Я усмехнулся, а Ильдефонс Корсак явно принял это на свой счет, отложил перо и подошел поближе к двери.

— О чем мне писать, пани Мальвина, — неуверенно сказал я. — Чтобы писать, надо иметь какие-то мысли, а у меня голова пустая, как продырявленный котелок.

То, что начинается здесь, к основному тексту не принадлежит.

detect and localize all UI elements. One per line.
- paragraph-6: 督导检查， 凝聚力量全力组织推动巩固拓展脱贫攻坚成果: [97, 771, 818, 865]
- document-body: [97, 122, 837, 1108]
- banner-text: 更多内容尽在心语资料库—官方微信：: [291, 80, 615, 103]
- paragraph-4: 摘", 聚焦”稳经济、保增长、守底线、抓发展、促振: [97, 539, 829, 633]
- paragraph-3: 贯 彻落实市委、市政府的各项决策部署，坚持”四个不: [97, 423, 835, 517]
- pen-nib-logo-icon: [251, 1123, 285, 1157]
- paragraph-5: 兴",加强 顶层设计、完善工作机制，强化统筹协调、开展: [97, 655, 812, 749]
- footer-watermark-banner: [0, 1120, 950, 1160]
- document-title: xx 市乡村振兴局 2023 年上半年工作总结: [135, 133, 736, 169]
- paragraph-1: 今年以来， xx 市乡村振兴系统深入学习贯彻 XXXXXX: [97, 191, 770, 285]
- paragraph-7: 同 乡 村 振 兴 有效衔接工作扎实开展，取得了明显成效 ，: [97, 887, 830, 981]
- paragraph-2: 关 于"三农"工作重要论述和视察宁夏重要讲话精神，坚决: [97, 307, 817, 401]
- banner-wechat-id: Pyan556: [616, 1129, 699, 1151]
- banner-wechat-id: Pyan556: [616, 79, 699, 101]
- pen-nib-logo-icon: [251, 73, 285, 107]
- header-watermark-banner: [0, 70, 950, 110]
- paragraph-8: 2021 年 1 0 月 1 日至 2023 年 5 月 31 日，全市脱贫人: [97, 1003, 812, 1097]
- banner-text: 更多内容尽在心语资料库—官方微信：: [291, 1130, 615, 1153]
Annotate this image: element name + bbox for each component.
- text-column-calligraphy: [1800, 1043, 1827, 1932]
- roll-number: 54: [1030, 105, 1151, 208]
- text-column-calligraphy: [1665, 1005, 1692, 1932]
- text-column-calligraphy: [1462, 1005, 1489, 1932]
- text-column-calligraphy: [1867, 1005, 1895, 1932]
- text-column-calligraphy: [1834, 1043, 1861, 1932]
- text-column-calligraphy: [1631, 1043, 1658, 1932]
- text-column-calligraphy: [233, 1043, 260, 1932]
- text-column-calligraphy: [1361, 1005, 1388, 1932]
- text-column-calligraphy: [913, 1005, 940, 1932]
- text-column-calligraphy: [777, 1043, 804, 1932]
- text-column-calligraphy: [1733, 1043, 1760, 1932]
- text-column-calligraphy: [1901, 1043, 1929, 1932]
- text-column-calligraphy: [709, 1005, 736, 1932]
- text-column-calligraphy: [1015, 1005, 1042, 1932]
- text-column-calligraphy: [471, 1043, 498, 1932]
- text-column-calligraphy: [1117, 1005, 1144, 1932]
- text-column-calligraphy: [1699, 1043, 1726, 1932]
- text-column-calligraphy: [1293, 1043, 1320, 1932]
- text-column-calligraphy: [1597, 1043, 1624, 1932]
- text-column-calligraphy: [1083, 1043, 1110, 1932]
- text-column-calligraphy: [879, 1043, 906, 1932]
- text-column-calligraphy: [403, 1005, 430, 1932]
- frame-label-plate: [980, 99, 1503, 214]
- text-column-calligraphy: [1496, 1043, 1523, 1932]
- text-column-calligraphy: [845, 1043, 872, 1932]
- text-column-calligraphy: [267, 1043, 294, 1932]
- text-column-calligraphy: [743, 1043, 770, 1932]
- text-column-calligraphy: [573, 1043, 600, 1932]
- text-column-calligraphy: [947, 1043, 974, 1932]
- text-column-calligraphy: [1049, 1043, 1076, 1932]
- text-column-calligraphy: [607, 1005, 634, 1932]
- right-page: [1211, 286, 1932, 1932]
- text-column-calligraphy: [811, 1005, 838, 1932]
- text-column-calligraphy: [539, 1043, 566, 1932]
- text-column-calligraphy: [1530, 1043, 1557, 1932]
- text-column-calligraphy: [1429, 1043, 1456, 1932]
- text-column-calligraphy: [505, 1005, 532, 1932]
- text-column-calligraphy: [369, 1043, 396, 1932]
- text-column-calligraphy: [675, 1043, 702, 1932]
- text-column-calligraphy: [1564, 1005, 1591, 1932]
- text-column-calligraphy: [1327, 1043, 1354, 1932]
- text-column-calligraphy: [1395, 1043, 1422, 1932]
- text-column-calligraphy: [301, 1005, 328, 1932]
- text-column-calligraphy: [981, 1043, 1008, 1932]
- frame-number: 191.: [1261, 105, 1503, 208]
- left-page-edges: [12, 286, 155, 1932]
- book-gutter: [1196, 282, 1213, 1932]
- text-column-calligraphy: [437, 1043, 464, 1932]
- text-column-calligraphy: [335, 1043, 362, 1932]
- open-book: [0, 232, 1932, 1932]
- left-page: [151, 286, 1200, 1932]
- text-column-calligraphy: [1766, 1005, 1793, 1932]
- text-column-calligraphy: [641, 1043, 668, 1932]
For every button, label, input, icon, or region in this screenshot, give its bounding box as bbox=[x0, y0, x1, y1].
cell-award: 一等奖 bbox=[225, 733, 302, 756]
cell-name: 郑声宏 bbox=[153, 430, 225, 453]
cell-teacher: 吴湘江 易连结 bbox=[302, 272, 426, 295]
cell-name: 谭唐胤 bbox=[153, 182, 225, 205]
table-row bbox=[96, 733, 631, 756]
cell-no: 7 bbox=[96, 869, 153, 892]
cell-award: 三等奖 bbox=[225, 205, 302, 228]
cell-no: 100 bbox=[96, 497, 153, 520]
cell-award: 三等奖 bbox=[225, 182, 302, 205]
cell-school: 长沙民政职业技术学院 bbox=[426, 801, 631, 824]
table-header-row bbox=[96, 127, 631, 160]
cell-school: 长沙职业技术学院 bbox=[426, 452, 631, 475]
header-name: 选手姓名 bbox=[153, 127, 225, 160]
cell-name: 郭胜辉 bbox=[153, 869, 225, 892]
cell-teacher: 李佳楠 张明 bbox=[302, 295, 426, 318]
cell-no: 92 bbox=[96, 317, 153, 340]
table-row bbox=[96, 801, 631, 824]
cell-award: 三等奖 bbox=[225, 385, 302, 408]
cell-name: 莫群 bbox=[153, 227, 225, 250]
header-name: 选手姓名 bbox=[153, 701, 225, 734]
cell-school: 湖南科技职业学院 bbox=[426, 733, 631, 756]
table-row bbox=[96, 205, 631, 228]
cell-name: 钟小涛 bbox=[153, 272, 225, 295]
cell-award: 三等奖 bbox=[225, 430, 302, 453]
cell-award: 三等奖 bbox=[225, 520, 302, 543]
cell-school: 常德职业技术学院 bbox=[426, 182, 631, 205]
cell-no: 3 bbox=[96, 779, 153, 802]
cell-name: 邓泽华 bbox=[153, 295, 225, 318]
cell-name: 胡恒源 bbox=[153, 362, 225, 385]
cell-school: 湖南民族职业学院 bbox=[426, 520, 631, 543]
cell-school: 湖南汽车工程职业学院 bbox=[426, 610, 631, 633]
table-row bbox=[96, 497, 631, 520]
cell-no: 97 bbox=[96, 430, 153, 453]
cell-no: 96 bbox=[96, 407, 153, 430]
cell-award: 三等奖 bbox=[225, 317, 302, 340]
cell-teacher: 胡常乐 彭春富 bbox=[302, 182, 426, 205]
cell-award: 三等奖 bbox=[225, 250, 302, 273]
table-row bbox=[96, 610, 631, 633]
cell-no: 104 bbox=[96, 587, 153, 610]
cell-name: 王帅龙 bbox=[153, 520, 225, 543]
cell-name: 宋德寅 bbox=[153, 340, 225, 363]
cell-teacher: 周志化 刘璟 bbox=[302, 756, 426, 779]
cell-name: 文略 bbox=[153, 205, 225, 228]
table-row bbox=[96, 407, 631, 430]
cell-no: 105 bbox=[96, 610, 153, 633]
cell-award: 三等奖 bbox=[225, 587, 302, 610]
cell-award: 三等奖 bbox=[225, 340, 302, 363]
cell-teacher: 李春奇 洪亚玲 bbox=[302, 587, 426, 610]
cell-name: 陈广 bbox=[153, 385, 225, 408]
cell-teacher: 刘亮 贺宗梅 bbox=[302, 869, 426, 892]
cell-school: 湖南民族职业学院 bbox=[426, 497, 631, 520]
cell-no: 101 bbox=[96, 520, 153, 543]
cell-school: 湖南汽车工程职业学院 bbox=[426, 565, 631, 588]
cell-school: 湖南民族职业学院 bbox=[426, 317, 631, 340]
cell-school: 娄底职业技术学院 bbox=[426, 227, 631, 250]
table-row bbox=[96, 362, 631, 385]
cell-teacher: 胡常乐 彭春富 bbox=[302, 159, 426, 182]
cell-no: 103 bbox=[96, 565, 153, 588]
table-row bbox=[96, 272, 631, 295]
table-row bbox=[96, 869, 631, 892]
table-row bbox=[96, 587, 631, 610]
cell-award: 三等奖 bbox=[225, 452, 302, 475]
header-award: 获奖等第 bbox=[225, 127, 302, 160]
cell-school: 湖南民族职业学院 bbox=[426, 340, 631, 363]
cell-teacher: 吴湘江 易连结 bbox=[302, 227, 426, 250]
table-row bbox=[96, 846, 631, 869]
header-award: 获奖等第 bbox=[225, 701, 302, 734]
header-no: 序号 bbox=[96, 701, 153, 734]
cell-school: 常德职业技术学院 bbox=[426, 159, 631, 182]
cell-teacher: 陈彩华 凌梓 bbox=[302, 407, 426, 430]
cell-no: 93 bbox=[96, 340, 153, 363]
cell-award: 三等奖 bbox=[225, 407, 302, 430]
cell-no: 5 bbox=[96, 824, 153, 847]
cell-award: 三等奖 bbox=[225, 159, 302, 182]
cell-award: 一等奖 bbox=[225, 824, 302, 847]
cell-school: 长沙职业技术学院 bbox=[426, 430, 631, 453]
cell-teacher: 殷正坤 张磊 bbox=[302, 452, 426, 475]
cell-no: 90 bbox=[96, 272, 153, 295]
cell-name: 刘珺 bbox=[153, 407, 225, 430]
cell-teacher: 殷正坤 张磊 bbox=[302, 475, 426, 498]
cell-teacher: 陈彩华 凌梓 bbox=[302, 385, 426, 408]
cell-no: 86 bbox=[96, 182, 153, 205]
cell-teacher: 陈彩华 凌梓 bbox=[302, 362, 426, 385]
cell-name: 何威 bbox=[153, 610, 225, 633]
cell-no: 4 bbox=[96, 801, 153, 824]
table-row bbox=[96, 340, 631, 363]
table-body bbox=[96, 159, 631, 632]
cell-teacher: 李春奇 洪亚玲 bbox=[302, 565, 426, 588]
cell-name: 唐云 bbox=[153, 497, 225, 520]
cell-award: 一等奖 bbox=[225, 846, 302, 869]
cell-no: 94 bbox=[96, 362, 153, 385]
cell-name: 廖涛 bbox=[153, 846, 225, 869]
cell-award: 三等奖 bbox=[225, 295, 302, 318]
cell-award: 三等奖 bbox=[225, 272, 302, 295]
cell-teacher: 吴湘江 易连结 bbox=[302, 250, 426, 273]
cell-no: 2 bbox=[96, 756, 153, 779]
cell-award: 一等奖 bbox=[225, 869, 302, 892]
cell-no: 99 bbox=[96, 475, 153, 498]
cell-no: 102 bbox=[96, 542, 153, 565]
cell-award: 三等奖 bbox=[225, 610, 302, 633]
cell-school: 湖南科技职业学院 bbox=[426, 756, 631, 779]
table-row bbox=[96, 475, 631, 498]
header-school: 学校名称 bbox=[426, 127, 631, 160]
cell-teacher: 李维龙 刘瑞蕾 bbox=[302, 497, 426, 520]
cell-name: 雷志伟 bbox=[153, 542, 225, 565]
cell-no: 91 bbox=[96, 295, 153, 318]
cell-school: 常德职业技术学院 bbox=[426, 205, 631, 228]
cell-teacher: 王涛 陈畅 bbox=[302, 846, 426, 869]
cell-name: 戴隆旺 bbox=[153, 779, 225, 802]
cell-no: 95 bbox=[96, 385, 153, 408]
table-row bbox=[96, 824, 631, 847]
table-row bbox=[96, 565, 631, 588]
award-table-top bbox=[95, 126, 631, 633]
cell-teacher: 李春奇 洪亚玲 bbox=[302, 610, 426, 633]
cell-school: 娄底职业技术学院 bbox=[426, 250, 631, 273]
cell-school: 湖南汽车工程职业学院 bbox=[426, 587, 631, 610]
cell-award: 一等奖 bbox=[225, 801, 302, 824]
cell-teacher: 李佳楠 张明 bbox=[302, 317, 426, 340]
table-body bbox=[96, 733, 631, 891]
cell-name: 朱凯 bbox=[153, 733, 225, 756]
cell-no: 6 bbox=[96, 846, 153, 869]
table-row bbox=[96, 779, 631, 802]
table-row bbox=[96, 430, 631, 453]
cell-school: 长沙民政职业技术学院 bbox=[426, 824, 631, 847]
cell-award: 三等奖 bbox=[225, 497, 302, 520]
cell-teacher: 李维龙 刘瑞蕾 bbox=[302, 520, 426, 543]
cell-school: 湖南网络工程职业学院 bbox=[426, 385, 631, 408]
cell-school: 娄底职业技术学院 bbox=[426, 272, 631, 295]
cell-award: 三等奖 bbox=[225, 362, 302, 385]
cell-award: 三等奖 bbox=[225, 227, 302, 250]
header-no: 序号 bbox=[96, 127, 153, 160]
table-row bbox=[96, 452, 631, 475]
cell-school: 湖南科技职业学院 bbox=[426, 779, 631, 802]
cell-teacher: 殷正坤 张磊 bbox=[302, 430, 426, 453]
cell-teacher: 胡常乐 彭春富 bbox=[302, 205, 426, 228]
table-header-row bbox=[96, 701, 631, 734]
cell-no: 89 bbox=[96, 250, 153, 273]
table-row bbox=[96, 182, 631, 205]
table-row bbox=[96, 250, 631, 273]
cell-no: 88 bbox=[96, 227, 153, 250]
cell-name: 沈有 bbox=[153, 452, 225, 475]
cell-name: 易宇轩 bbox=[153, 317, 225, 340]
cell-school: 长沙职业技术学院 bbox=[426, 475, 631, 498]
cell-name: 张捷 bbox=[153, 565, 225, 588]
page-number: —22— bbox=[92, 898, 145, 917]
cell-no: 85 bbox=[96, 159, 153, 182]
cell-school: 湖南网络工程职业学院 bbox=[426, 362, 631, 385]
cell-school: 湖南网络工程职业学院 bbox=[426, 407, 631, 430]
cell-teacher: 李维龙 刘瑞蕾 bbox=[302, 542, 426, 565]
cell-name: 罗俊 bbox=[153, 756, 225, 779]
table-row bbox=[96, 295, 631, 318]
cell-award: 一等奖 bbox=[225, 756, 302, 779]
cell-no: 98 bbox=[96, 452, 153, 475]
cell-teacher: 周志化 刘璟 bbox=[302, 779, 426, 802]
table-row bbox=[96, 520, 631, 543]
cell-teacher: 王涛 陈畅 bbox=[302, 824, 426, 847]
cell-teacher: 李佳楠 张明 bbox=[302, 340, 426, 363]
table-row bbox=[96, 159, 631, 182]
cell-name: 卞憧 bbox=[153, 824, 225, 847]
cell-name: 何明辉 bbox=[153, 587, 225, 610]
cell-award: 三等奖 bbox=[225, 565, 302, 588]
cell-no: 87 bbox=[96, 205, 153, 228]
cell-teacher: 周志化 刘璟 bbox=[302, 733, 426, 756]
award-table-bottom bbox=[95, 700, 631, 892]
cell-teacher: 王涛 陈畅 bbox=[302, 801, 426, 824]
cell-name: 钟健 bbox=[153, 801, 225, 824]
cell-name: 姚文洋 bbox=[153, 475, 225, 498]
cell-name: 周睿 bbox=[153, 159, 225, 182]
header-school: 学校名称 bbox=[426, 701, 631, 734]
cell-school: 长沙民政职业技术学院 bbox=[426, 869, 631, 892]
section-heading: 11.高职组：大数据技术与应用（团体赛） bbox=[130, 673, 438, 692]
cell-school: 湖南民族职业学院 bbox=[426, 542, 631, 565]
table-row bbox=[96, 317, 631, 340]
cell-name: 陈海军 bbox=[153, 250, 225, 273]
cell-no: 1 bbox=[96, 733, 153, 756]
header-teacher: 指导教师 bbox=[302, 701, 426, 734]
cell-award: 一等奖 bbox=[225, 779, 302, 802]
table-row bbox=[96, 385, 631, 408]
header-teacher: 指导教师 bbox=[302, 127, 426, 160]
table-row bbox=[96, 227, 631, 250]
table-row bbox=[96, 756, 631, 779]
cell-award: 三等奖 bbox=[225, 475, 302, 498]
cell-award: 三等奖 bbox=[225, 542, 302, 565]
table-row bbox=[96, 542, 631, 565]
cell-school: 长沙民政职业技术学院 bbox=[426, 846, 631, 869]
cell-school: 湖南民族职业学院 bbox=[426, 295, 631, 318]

— Какие же мысли нужны для писания? — вмешался Ильдефонс Корсак. — Я за свою жизнь прочитал кучу книжек и ни одной мысли не нашел. В десяти заповедях содержатся все мысли по отдельности, а главная, общая, означает, что надо кое-как доковылять до ящика, сбитого из четырех досок.

— А все-таки вы пишете.

— Пишу, — задумался Корсак. — Верно, что пишу. Но я ни на кого не сержусь, да и благодарности ни к кому не питаю, значит, пишу я не о нынешних временах. У меня, знаете ли, в моей книге будет то, о чем люди позабыли, а может быть, никогда и в глаза не видели.

— А вы читали кому-нибудь свою книжку?

— Читал ли я? — удивился Ильдефонс Корсак. — А зачем читать ее теперь? Когда-нибудь люди найдут и прочитают. Вы вот нашли в реке крест повстанцев прошлых времен, правда? Когда-то это была железная бляшка и слова, оттиснутые на ней, значили только то, что значили. А теперь вы старый крест отскребли от ржавчины, повесили на груди и ежедневно читаете надпись. Видно, для вас она какое-то значение имеет, хоть вы и не повстанец и старых обычаев не помните.

— Ступай, ступай уж, бедняжка, и не морочь пану голову своими глупостями, — вмешалась пани Мальвина.

— Вот так-то оно и есть, — сказал Ильдефонс Корсак, возвращаясь к столу.

Он склонился над тетрадью и стал перечитывать только что написанный кусок. Писал он с трудом и теперь, должно быть, вернулся к началу, снова застрял на неудачно подобранном слове, болезненно застонал и бросил настороженный взгляд в нашу сторону, чтобы удостовериться, видим ли мы его муки. Потом он стал грызть кончик ручки и с тоской смотрел на почерневшее от пыли окно.

Я переставил бутыль с бурно растущим японским грибом, смахнул с радиоприемника остатки тризны в мою честь, потом повесил ровнее покосившийся зимний пейзаж. На этой картине красный свет заката многократно отражался в девственно чистом снегу и напоминал мне о чем-то относящемся к моему прошлому, о чем-то мертвом, о каких-то несбывшихся надеждах.